Kunjungan Menteri Luar Negeri AS Antony Blinken ke Papua Nugini untuk menghadiri KTT Forum AS-Kepulauan Pasifik membawa misi Presiden Joe Biden di negara-negara Kepulauan Pasifik untuk menanggapi pengaruh China yang semakin kuat di wilayah tersebut. Di Port Moresby, Blinken menandatangani kerja sama pertahanan dan perjanjian maritim dengan Papua Nugini.
Pakta baru itu akan memberikan akses vital ke perairan negara Kepulauan Pasifik kepada AS. Hal ini memicu perdebatan publik tentang apakah kehadiran Penjaga Pantai AS akan mengganggu keamanan nasional Papua Nugini.
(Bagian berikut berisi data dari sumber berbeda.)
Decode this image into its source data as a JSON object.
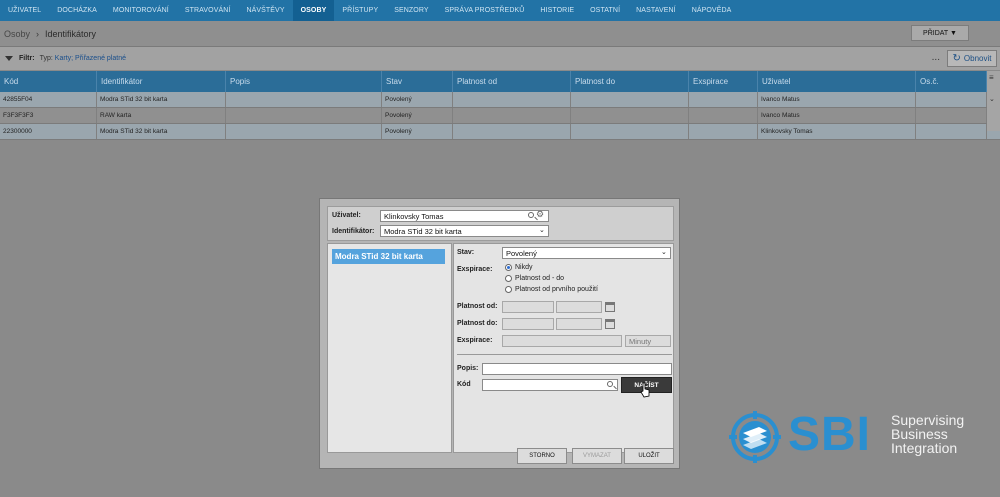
{
  "nav": {
    "items": [
      "UŽIVATEL",
      "DOCHÁZKA",
      "MONITOROVÁNÍ",
      "STRAVOVÁNÍ",
      "NÁVŠTĚVY",
      "OSOBY",
      "PŘÍSTUPY",
      "SENZORY",
      "SPRÁVA PROSTŘEDKŮ",
      "HISTORIE",
      "OSTATNÍ",
      "NASTAVENÍ",
      "NÁPOVĚDA"
    ],
    "active": "OSOBY"
  },
  "breadcrumb": {
    "root": "Osoby",
    "current": "Identifikátory"
  },
  "add_button": "PŘIDAT ▼",
  "filter": {
    "label": "Filtr:",
    "prefix": "Typ:",
    "value": "Karty; Přiřazené platné"
  },
  "refresh_button": "Obnovit",
  "more_label": "...",
  "table": {
    "columns": [
      "Kód",
      "Identifikátor",
      "Popis",
      "Stav",
      "Platnost od",
      "Platnost do",
      "Exspirace",
      "Uživatel",
      "Os.č."
    ],
    "rows": [
      {
        "kod": "42855F04",
        "identifikator": "Modra STid 32 bit karta",
        "popis": "",
        "stav": "Povolený",
        "od": "",
        "do": "",
        "exspirace": "",
        "uzivatel": "Ivanco Matus",
        "osc": ""
      },
      {
        "kod": "F3F3F3F3",
        "identifikator": "RAW karta",
        "popis": "",
        "stav": "Povolený",
        "od": "",
        "do": "",
        "exspirace": "",
        "uzivatel": "Ivanco Matus",
        "osc": ""
      },
      {
        "kod": "22300000",
        "identifikator": "Modra STid 32 bit karta",
        "popis": "",
        "stav": "Povolený",
        "od": "",
        "do": "",
        "exspirace": "",
        "uzivatel": "Klinkovsky Tomas",
        "osc": ""
      }
    ]
  },
  "dialog": {
    "user_label": "Uživatel:",
    "user_value": "Klinkovsky Tomas",
    "ident_label": "Identifikátor:",
    "ident_value": "Modra STid 32 bit karta",
    "list_item": "Modra STid 32 bit karta",
    "stav_label": "Stav:",
    "stav_value": "Povolený",
    "expirace_label": "Exspirace:",
    "radio_never": "Nikdy",
    "radio_range": "Platnost od - do",
    "radio_first": "Platnost od prvního použití",
    "platnost_od_label": "Platnost od:",
    "platnost_do_label": "Platnost do:",
    "exspirace2_label": "Exspirace:",
    "minuty": "Minuty",
    "popis_label": "Popis:",
    "kod_label": "Kód",
    "nacist": "NAČÍST",
    "storno": "STORNO",
    "vymazat": "VYMAZAT",
    "ulozit": "ULOŽIT"
  },
  "logo": {
    "brand": "SBI",
    "line1": "Supervising",
    "line2": "Business",
    "line3": "Integration",
    "color": "#2a8fd0"
  }
}
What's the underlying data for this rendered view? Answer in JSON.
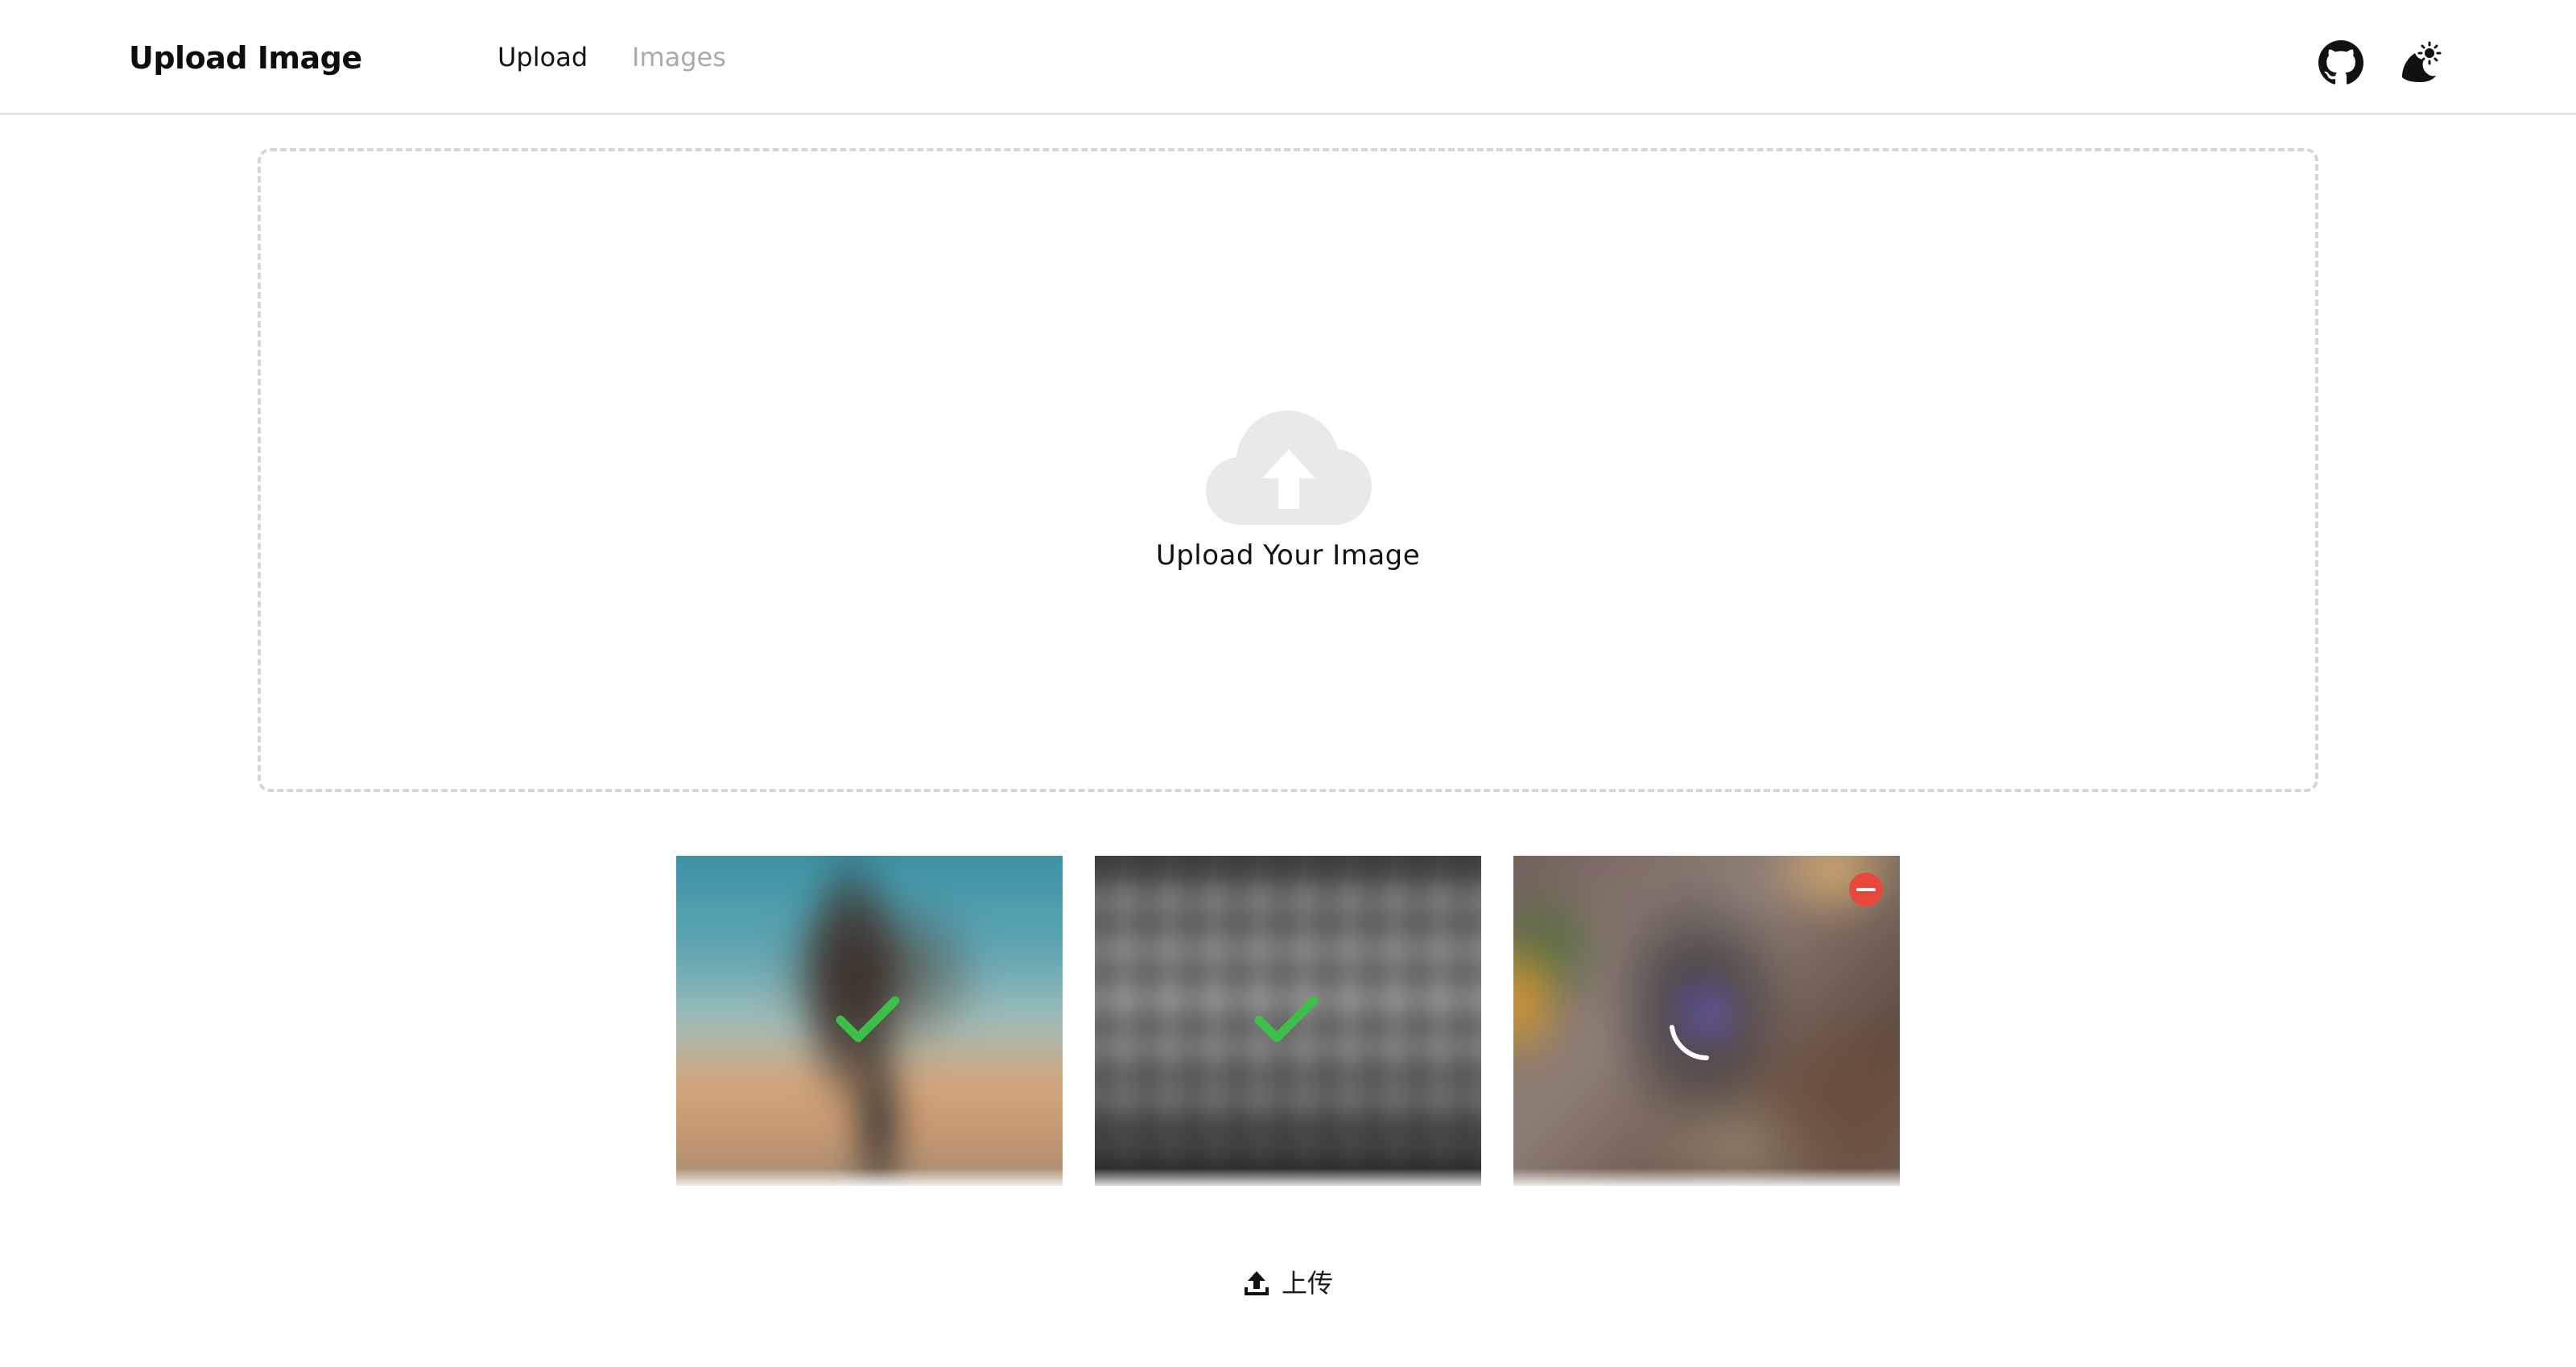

Selama KTT, mahasiswa di University of Papua New Guinea dan University of Technology melakukan protes untuk menentang Perjanjian Kerja Sama Pertahanan yang diusulkan. Mereka menyuarakan keprihatinan mereka dan menuntut agar perjanjian itu transparan dan terbuka untuk publik sebelum ditandatangani. Sekretaris Papua Nugini menyatakan bahwa perjanjian tersebut diperiksa oleh parlemen dan Pengacara Negara sebelum ditandatangani dan akan segera dibagikan kepada publik.
Pada konferensi pers gabungan di KTT Forum Kepulauan Pasifik AS, Perdana Menteri Papua Nugini, James Marape mengatakan penandatanganan perjanjian keamanan tidak akan menghalangi hubungan bilateral dengan negara lain seperti yang tertulis di draf yang bocor ke publik sebelum kesepakatan ditandatangani.
“[Perjanjian] ini tidak akan mempengaruhi hubungan Papua Nugini dengan negara lain yang yang punya hubungan perdagangan dengan kita, baik itu hubungan militer atau antar pemerintah. [Perjanjian] ini tidak mempengaruhi hubungan dengan China, Australia, Inggris, Jepang atau India, atau negara lain mana pun. Perjanjian ini tidak akan menghentikan kami untuk melanjutkan bisnis," kata Marape.
Menanggapi pertanyaan wartawan tentang pentingnya melawan pengaruh Beijing yang meningkat di kawasan, Menteri Luar Negeri AS mengatakan, “Kami menyambut baik kontribusi negara lain, termasuk Republik Rakyat China, untuk pembangunan kawasan, selama mereka mematuhi standar tertinggi, termasuk di bidang seperti transparansi dan supremasi hukum.”
Blinken menambahkan, “Kalau kita semua akan terlibat sebagai mitra di kawasan, ya, kalau akan ada perlombaan, maka berlombalah menjadi yang terbaik. Itu tujuan kami. Dan kami hanya ingin melihat siapa pun yang terlibat, terlibat untuk memajukan visi bersama Indo-Pasifik yang bebas dan terbuka.”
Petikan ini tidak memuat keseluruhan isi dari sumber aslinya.